Inside Agoda’s Private Cloud - Exclusive

👋 Hi, this is Gergely with the monthly, free issue of the Pragmatic Engineer Newsletter. In every issue, I cover challenges at Big Tech and startups through the lens of engineering managers and senior engineers.

If you’re not a subscriber, you missed the issue on Shopify’s leveling split and a few others. Subscribe to get two full issues every week. Many subscribers expense this newsletter to their learning and development budget. If you have such a budget, here’s an email you could send to your manager. To get articles like this every week, subscribe here.

In a previous two-part series, we dived into Uber’s multi-year project to move onto the cloud, away from operating its own data centers. But there’s no “one size fits all” strategy when it comes to deciding the right balance between utilizing the cloud and operating your infrastructure on-premises.

To show the complexity of this choice and the ways tech businesses approach it, this article brings the inside story of one large tech company that’s decided against onboarding to the cloud – at least for now.

Agoda is a leading online travel booking platform in Asia. It’s owned by Booking Holdings Inc, which also owns the popular travel sites, Kayak and Booking.com. Unlike Uber, Agoda does not make use of public cloud providers, having decided to build out its own private cloud, instead.

To learn more, I reached out to Agoda’s CTO Idan Zalzberg who generously talked through previously not shared details.

In today’s issue, we cover:

Agoda in numbers. The number of developers, physical cores, data centers, and more.
The hardware inside Agoda’s private cloud. 64-core compute nodes of around 20 servers per rack, Top-of-rack (ToR) switches and plenty of redundancy.
Agoda’s cloud strategy and usage. Is Agoda’s goal to operate off the cloud, or on it? What are the use cases where the company already utilizes public cloud?
The cloud or your own data centers?
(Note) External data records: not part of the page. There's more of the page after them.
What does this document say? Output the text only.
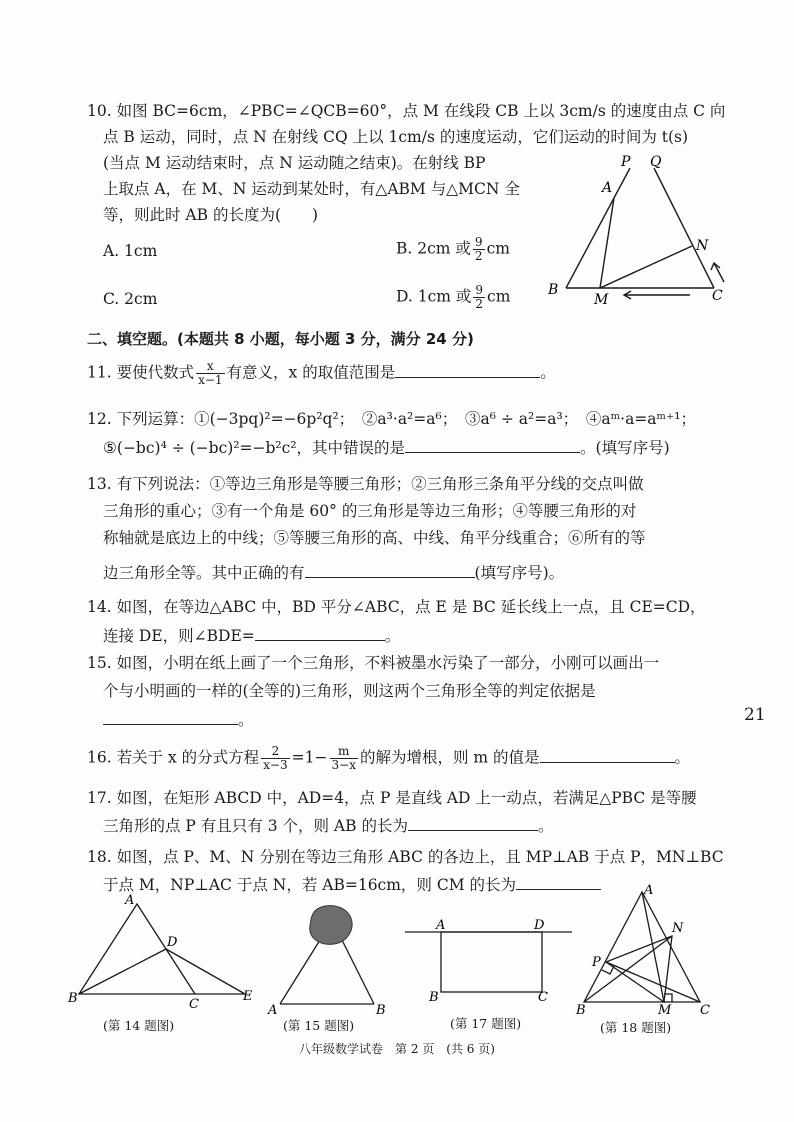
10. 如图 BC=6cm，∠PBC=∠QCB=60°，点 M 在线段 CB 上以 3cm/s 的速度由点 C 向
点 B 运动，同时，点 N 在射线 CQ 上以 1cm/s 的速度运动，它们运动的时间为 t(s)
(当点 M 运动结束时，点 N 运动随之结束)。在射线 BP
上取点 A，在 M、N 运动到某处时，有△ABM 与△MCN 全
等，则此时 AB 的长度为(　　)
A. 1cm	B. 2cm 或 $\frac{9}{2}$ cm
C. 2cm	D. 1cm 或 $\frac{9}{2}$ cm
P Q
A
N
B
M	C
二、填空题。(本题共 8 小题，每小题 3 分，满分 24 分)
11. 要使代数式 $\frac{x}{x-1}$ 有意义，x 的取值范围是	。
12. 下列运算：①(−3pq)²=−6p²q²；　②a³·a²=a⁶；　③a⁶ ÷ a²=a³；　④aᵐ·a=aᵐ⁺¹；
⑤(−bc)⁴ ÷ (−bc)²=−b²c²，其中错误的是	。(填写序号)
13. 有下列说法：①等边三角形是等腰三角形；②三角形三条角平分线的交点叫做
三角形的重心；③有一个角是 60° 的三角形是等边三角形；④等腰三角形的对
称轴就是底边上的中线；⑤等腰三角形的高、中线、角平分线重合；⑥所有的等
边三角形全等。其中正确的有	(填写序号)。
14. 如图，在等边△ABC 中，BD 平分∠ABC，点 E 是 BC 延长线上一点，且 CE=CD，
连接 DE，则∠BDE=	。
15. 如图，小明在纸上画了一个三角形，不料被墨水污染了一部分，小刚可以画出一
个与小明画的一样的(全等的)三角形，则这两个三角形全等的判定依据是
。	21
16. 若关于 x 的分式方程 $\frac{2}{x-3} =1- \frac{m}{3-x}$ 的解为增根，则 m 的值是	。
17. 如图，在矩形 ABCD 中，AD=4，点 P 是直线 AD 上一动点，若满足△PBC 是等腰
三角形的点 P 有且只有 3 个，则 AB 的长为	。
18. 如图，点 P、M、N 分别在等边三角形 ABC 的各边上，且 MP⊥AB 于点 P，MN⊥BC
于点 M，NP⊥AC 于点 N，若 AB=16cm，则 CM 的长为
A
B	C
D
E
(第 14 题图)
A	B
(第 15 题图)
A	D
B	C
(第 17 题图)
A
B	C
M
N
P
(第 18 题图)
八年级数学试卷　第 2 页　(共 6 页)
Idan’s advice for any midsize company weighing up on-prem versus public cloud.

1. Agoda in numbers

Agoda lists 3.6M hotels and holiday properties worldwide, and its apps and website appear in 39 languages. The company sees 80K searches per second at peak traffic, and serving them all involves calculating 10M different “accomodation rates” per second. Interestingly, the majority of these searches are not by holidaymakers “browsing right now” during their free time – most searches are by partners, affiliates and search engines!

The company employs about 6,600 people in 31 markets, with its headquarters in Singapore. Around 1,600 people work in engineering, including software engineers, data science and business intelligence (BI) teams, and the DevOps team. The majority of the engineering team is in Bangkok, Thailand.
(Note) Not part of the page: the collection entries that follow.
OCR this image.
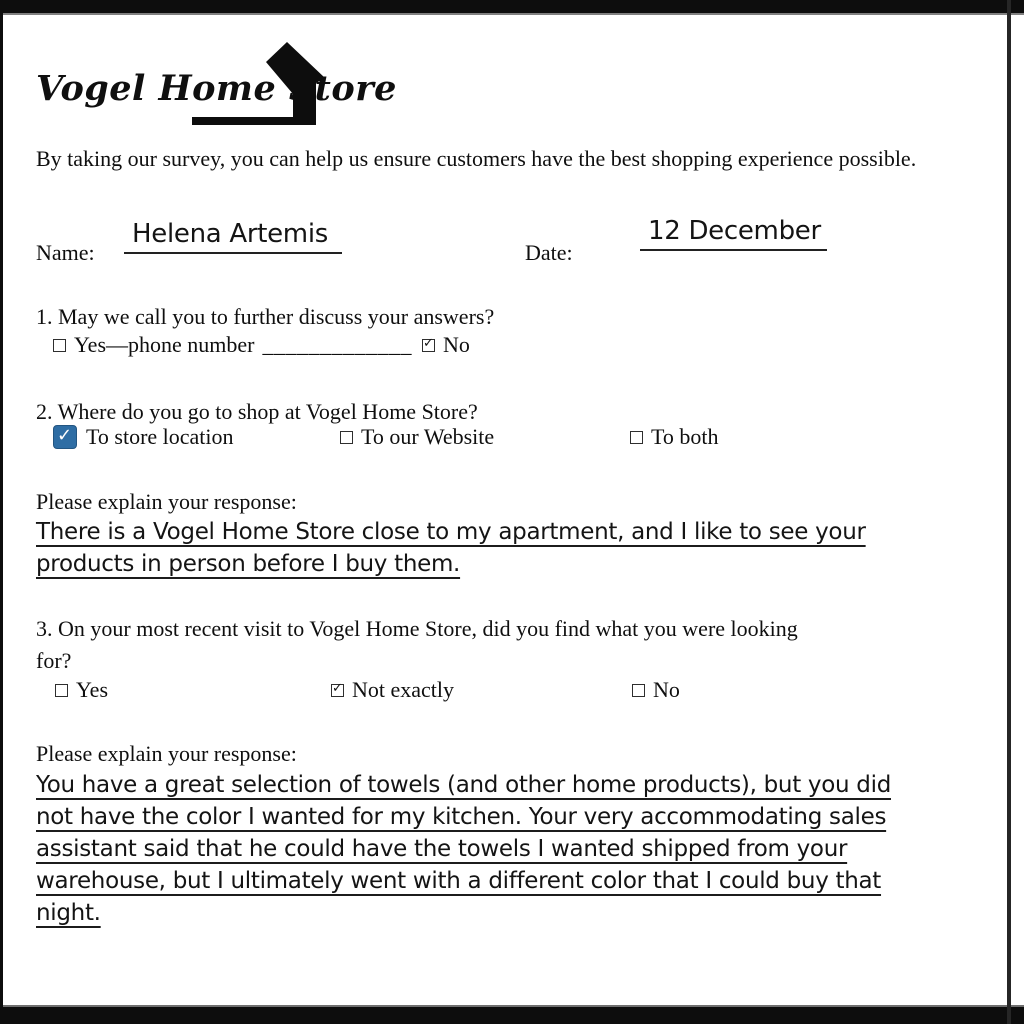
Vogel Home Store

By taking our survey, you can help us ensure customers have the best shopping experience possible.

Name:
Helena Artemis
Date:
12 December

1. May we call you to further discuss your answers?

Yes—phone number _____________ ✓ No

2. Where do you go to shop at Vogel Home Store?

✓ To store location	To our Website	To both

Please explain your response:

There is a Vogel Home Store close to my apartment, and I like to see your
products in person before I buy them.
3. On your most recent visit to Vogel Home Store, did you find what you were looking
for?
Yes	✓ Not exactly	No

Please explain your response:

You have a great selection of towels (and other home products), but you did
not have the color I wanted for my kitchen. Your very accommodating sales
assistant said that he could have the towels I wanted shipped from your
warehouse, but I ultimately went with a different color that I could buy that
night.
Among the 1,600 tech workers, the hardware team numbers in the low tens, and their job is to maintain the hardware and ensure it operates in DCs as expected. This group doesn’t include the software layer for infrastructure, which is a software team that builds the orchestration platform (Fleet) upon Kubernetes.
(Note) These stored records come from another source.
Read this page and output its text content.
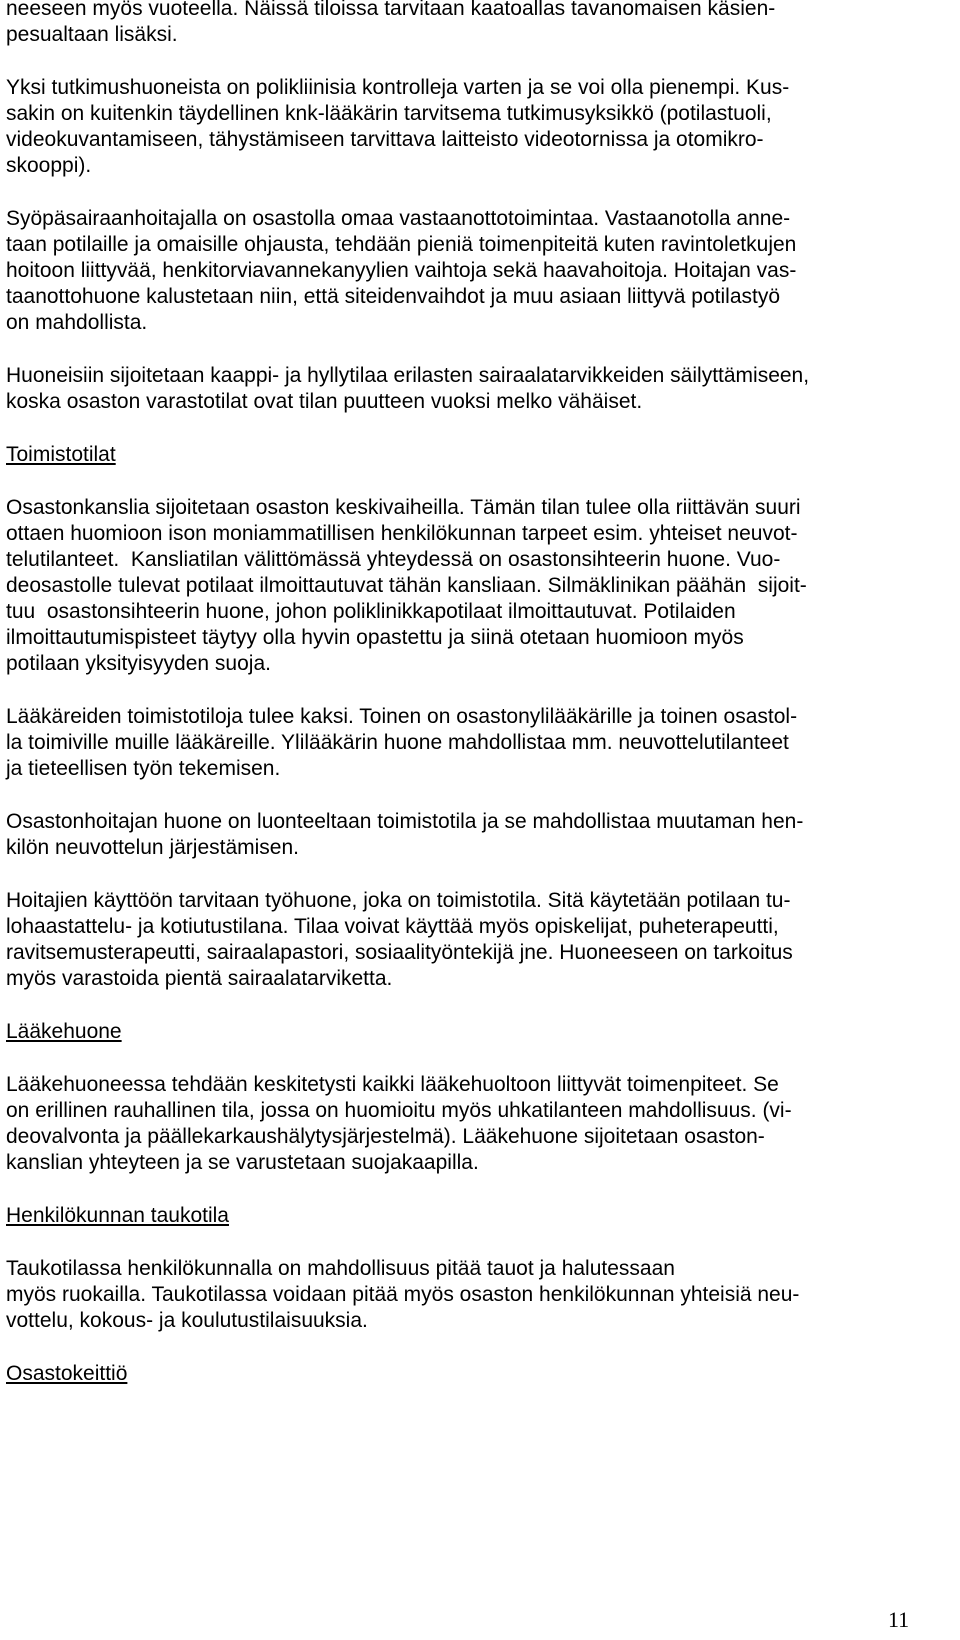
neeseen myös vuoteella. Näissä tiloissa tarvitaan kaatoallas tavanomaisen käsien-

pesualtaan lisäksi.

Yksi tutkimushuoneista on polikliinisia kontrolleja varten ja se voi olla pienempi. Kus-

sakin on kuitenkin täydellinen knk-lääkärin tarvitsema tutkimusyksikkö (potilastuoli,

videokuvantamiseen, tähystämiseen tarvittava laitteisto videotornissa ja otomikro-

skooppi).

Syöpäsairaanhoitajalla on osastolla omaa vastaanottotoimintaa. Vastaanotolla anne-

taan potilaille ja omaisille ohjausta, tehdään pieniä toimenpiteitä kuten ravintoletkujen

hoitoon liittyvää, henkitorviavannekanyylien vaihtoja sekä haavahoitoja. Hoitajan vas-

taanottohuone kalustetaan niin, että siteidenvaihdot ja muu asiaan liittyvä potilastyö

on mahdollista.

Huoneisiin sijoitetaan kaappi- ja hyllytilaa erilasten sairaalatarvikkeiden säilyttämiseen,

koska osaston varastotilat ovat tilan puutteen vuoksi melko vähäiset.

Toimistotilat

Osastonkanslia sijoitetaan osaston keskivaiheilla. Tämän tilan tulee olla riittävän suuri

ottaen huomioon ison moniammatillisen henkilökunnan tarpeet esim. yhteiset neuvot-

telutilanteet.  Kansliatilan välittömässä yhteydessä on osastonsihteerin huone. Vuo-

deosastolle tulevat potilaat ilmoittautuvat tähän kansliaan. Silmäklinikan päähän  sijoit-

tuu  osastonsihteerin huone, johon poliklinikkapotilaat ilmoittautuvat. Potilaiden

ilmoittautumispisteet täytyy olla hyvin opastettu ja siinä otetaan huomioon myös

potilaan yksityisyyden suoja.

Lääkäreiden toimistotiloja tulee kaksi. Toinen on osastonylilääkärille ja toinen osastol-

la toimiville muille lääkäreille. Ylilääkärin huone mahdollistaa mm. neuvottelutilanteet

ja tieteellisen työn tekemisen.

Osastonhoitajan huone on luonteeltaan toimistotila ja se mahdollistaa muutaman hen-

kilön neuvottelun järjestämisen.

Hoitajien käyttöön tarvitaan työhuone, joka on toimistotila. Sitä käytetään potilaan tu-

lohaastattelu- ja kotiutustilana. Tilaa voivat käyttää myös opiskelijat, puheterapeutti,

ravitsemusterapeutti, sairaalapastori, sosiaalityöntekijä jne. Huoneeseen on tarkoitus

myös varastoida pientä sairaalatarviketta.

Lääkehuone

Lääkehuoneessa tehdään keskitetysti kaikki lääkehuoltoon liittyvät toimenpiteet. Se

on erillinen rauhallinen tila, jossa on huomioitu myös uhkatilanteen mahdollisuus. (vi-

deovalvonta ja päällekarkaushälytysjärjestelmä). Lääkehuone sijoitetaan osaston-

kanslian yhteyteen ja se varustetaan suojakaapilla.

Henkilökunnan taukotila

Taukotilassa henkilökunnalla on mahdollisuus pitää tauot ja halutessaan

myös ruokailla. Taukotilassa voidaan pitää myös osaston henkilökunnan yhteisiä neu-

vottelu, kokous- ja koulutustilaisuuksia.

Osastokeittiö

11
Although the company employs about 4-500 people in its data organization, there’s been no single dedicated “data team” for around 2 years. Agoda moved away from this model and its data engineers are embedded into each team. Within the data org, the distinct roles of data scientist, data analyst and data engineer are defined. Within data engineering, there is currently no separation between data engineers and machine learning (ML) engineers; individuals take on both roles. We go deeper into ML in What is ML engineering?

The company works in Scrum teams, which typically contain a product manager, developers, data scientists/analysts/engineers and BI engineers. The goal of having all these people is to create a shared business purpose.

Infrastructure-wise, the company operates around 6,500 servers, with a total of approximately 600k virtual cores (vCores) and 300k physical cores. The company’s largest data cluster is 20-30PB (petabytes: 1PB is 1,000 terabytes or 1M gigabytes). Ten years ago, this data cluster was 300GB as a Hadoop cluster; that’s around a 100,000-fold increase in data stored!

The company runs 4 data centers: in the US and Europe, with two in Asia. Agoda co-locates in all data centers, leasing space for its racks and the largest data center consumes about 1 MW of power. It uses Spark for the data platform. For transactional databases, it’s mostly the Microsoft SQL Server, but also other databases like PostgreSQL, ScyllaDB and Couchbase. At peak load, Agoda sees around 7.5M queries per second as total load, spread across its managed database-as-a-service (DBAAS.) The company uses HP servers, VAST hardware for object storage. Agoda utilizes Akamai as its CDN vendor.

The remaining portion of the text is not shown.